Dyslexia More Common in Boys

Most people are very careful to avoid preferential treatment for students based on gender, but new research suggests boys may need special attention to cope with a higher prevalence of reading disabilities.

The findings, which appear in today's issue of the Mayo Clinic Proceedings, are part of a large study that examined the reading skills of 5,718 children born in Rochester, Minn., between 1976 and 1982 who remained in the area after the age of 5.

The researchers found that boys were two to three times more likely to suffer from dyslexia than girls. Dyslexia is a learning disorder in which an individual has difficulty reading despite having had adequate access to education and sufficient intelligence.

Overall incidence of reading disability varied between 5 percent and 12 percent in the study population, suggesting that dyslexia is common in children.

Results of a previous study conducted in Connecticut had established that there were no such gender differences in incidence of dyslexia.

Biological Basis

"There are over 20 million children in the United States between the ages of 5 and 9 and as many as 1 to 2.4 million of them could have dyslexia," says Dr. Slavica Katusic, an epidemiologist at the Mayo Clinic and lead author of today's study.

While all of the contributing factors of dyslexia are unknown, there is strong scientific evidence to suggest that it is genetic in origin.

"There is a difference, literally, in the brain architecture that causes a certain part of the brain of a person with dyslexia to have trouble decoding the written word," says J. Thomas Viall, executive director for the Baltimore, Md.-based International Dyslexia Association.

According to Katusic, previous studies show that male and female brains process reading differently and that these differences may account for the results of the current study.
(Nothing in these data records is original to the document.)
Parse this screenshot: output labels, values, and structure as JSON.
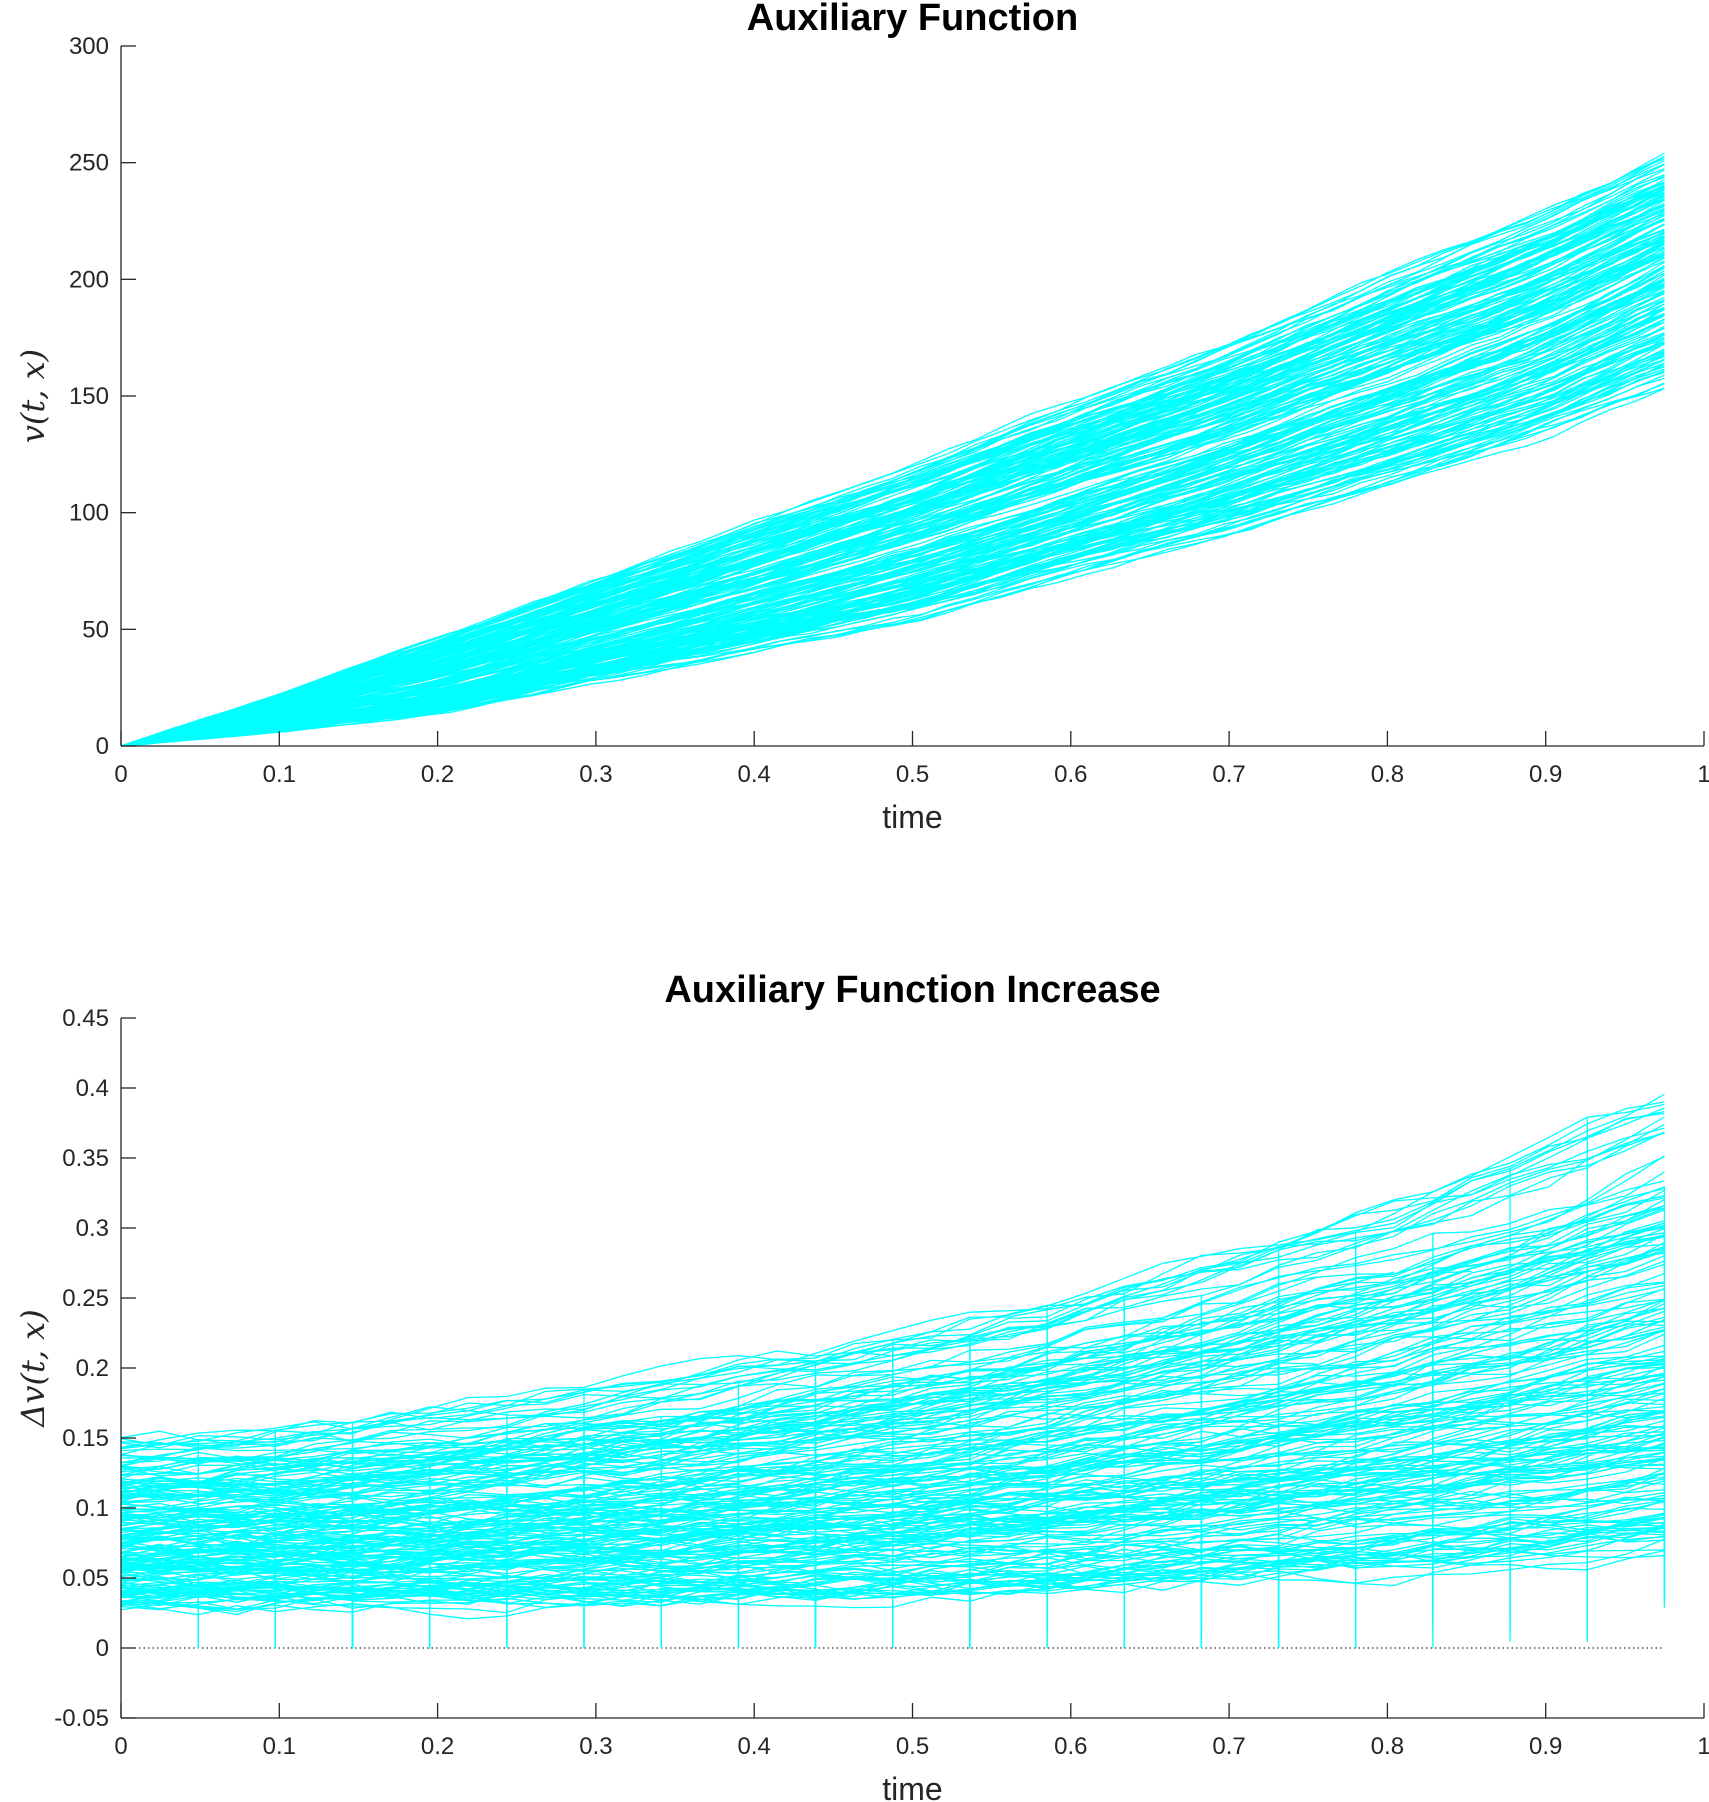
{
  "figure": {
    "colors": {
      "series": "#00ffff",
      "axis": "#262626",
      "zero_line": "#000000",
      "title": "#000000"
    },
    "paths_per_panel": 200
  },
  "chart_data": [
    {
      "type": "line",
      "title": "Auxiliary Function",
      "xlabel": "time",
      "ylabel": "v(t, x)",
      "xlim": [
        0,
        1
      ],
      "ylim": [
        0,
        300
      ],
      "xticks": [
        "0",
        "0.1",
        "0.2",
        "0.3",
        "0.4",
        "0.5",
        "0.6",
        "0.7",
        "0.8",
        "0.9",
        "1"
      ],
      "yticks": [
        "0",
        "50",
        "100",
        "150",
        "200",
        "250",
        "300"
      ],
      "grid": false,
      "legend": "none",
      "x": [
        0,
        0.1,
        0.2,
        0.3,
        0.4,
        0.5,
        0.6,
        0.7,
        0.8,
        0.9,
        0.975
      ],
      "series": [
        {
          "values": [
            0,
            22,
            46,
            70,
            94,
            118,
            145,
            170,
            200,
            228,
            252
          ]
        },
        {
          "values": [
            0,
            16,
            35,
            56,
            77,
            98,
            122,
            146,
            172,
            198,
            222
          ]
        },
        {
          "values": [
            0,
            10,
            22,
            38,
            55,
            73,
            94,
            116,
            140,
            165,
            190
          ]
        },
        {
          "values": [
            0,
            6,
            14,
            29,
            42,
            55,
            75,
            92,
            112,
            135,
            155
          ]
        }
      ],
      "ensemble_band": {
        "upper_end": 252,
        "lower_end": 152,
        "time_end": 0.975
      }
    },
    {
      "type": "line",
      "title": "Auxiliary Function Increase",
      "xlabel": "time",
      "ylabel": "Δv(t, x)",
      "xlim": [
        0,
        1
      ],
      "ylim": [
        -0.05,
        0.45
      ],
      "xticks": [
        "0",
        "0.1",
        "0.2",
        "0.3",
        "0.4",
        "0.5",
        "0.6",
        "0.7",
        "0.8",
        "0.9",
        "1"
      ],
      "yticks": [
        "-0.05",
        "0",
        "0.05",
        "0.1",
        "0.15",
        "0.2",
        "0.25",
        "0.3",
        "0.35",
        "0.4",
        "0.45"
      ],
      "grid": false,
      "legend": "none",
      "reference_line": {
        "y": 0,
        "style": "dotted"
      },
      "x": [
        0,
        0.1,
        0.2,
        0.3,
        0.4,
        0.5,
        0.6,
        0.7,
        0.8,
        0.9,
        0.975
      ],
      "series": [
        {
          "values": [
            0.148,
            0.156,
            0.168,
            0.185,
            0.203,
            0.225,
            0.252,
            0.283,
            0.318,
            0.358,
            0.395
          ]
        },
        {
          "values": [
            0.1,
            0.104,
            0.112,
            0.123,
            0.135,
            0.15,
            0.168,
            0.189,
            0.212,
            0.238,
            0.263
          ]
        },
        {
          "values": [
            0.06,
            0.062,
            0.066,
            0.072,
            0.079,
            0.087,
            0.097,
            0.108,
            0.121,
            0.136,
            0.15
          ]
        },
        {
          "values": [
            0.032,
            0.031,
            0.031,
            0.032,
            0.034,
            0.037,
            0.041,
            0.047,
            0.054,
            0.063,
            0.072
          ]
        }
      ],
      "ensemble_band": {
        "upper_end": 0.405,
        "lower_end": 0.07,
        "time_end": 0.975
      }
    }
  ]
}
Katusic plans further research to determine what accounts for these differences. For example, are there risk factors during pregnancy, delivery or after delivery that may contribute to the risk of developing dyslexia.

Managing Dyslexia

While there is no cure for dyslexia, children with dyslexia can improve their language abilities by learning special skills. Recognizing dyslexia and teaching these skills, however, requires committed teachers, parents and school systems.
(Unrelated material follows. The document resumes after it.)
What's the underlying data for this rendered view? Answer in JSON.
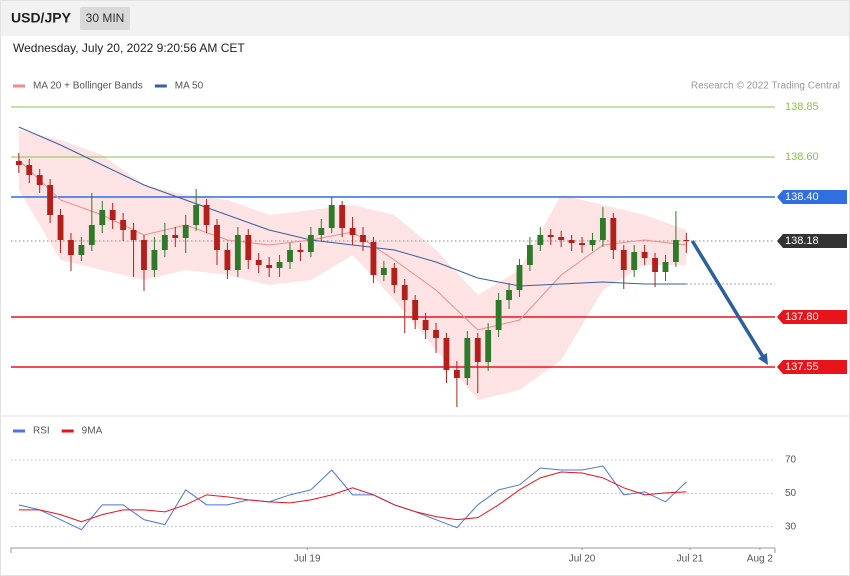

"Some school districts won't even acknowledge that dyslexia exists," adds Viall. "The public school system in America is poorly equipped to deal with it."

According to Katusic, the findings of today's study have many implications for those who are involved in aiding children, even those who work outside of the educational system.

"Physicians can ask about a child's progress with reading, teachers can determine if a problem child is actually a child with a reading problem, and parents can explore whether reading is the main problem their child is having in school," adds Katusic.